Drylok vs Blind Side
Here are some pattern numbers from Winchester’s Drylok Super-X Steel and Elite Blind Side Hex Steel loads to provide a comparison on their patterning performance.
All patterns were shot on the same day with a 12-gauge 3-inch Remington 870 Special Purpose with 28-inch barrel and factory flush Rem-chokes (pattern average of five, 30-inch post-shot scribed circle, yardage taped muzzle to target, in-shell pellet count average of five, and true choke constriction from bore gauge).
12 GA 3" WINCHESTER DRYLOK SUPER-X STEEL LOAD
1 1/4 oz #2 steel (162 pellets) @ 1,400 fps
IC (.009" const.) / pattern 94 (58%)
Mod (.016" const.) / pattern 116 (72%)
Mod (.018" const.) / pattern 121 (75%)
F (.037" const.) / pattern 133 (82%)
12 GA 3" WINCHESTER ELITE BLIND SIDE STEEL LOAD
1 3/8 oz #2 Hex Steel (176 pellets) @ 1,400 fps
IC (.009" const.) / pattern 85 (48%)
Mod (.016" const.) / pattern 98 (56%)
Mod (.018" const.) / pattern 104 (59%)
F (.037" const.) / pattern 109 (62%)
First things first, I patterned two different factory flush modified Rem-chokes, one has .016-inch constriction and the other has .018-inch constriction as measured with a bore gauge.

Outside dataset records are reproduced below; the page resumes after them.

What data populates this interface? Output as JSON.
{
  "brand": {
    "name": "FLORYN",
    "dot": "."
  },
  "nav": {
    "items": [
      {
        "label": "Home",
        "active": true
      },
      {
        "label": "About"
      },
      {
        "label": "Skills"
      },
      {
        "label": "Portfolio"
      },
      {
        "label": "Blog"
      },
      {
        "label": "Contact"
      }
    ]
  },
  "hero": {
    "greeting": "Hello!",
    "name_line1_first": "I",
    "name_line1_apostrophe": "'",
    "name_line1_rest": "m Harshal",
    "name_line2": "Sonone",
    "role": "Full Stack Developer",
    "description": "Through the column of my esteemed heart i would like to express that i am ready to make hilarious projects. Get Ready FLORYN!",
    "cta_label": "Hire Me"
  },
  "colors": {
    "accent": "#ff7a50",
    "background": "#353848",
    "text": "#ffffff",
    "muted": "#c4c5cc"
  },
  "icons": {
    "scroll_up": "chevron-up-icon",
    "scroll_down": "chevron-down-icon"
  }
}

As you can see from the pattern numbers, both loads were able to exceed Roster/CONSEP minimum lethal mallard killin’ pattern density at the tested 40 yards with all chokes except the Blind Side Hex Steel load with the IC choke. And, the lighter 1 ¼-ounce load with fewer spherical steel pellets actually put more pellets in the down range patterns with all chokes tested. When comparing the pattern numbers and pattern percentages, it does look as though the Hex Steel cubic-shaped pellets tend to open patterns.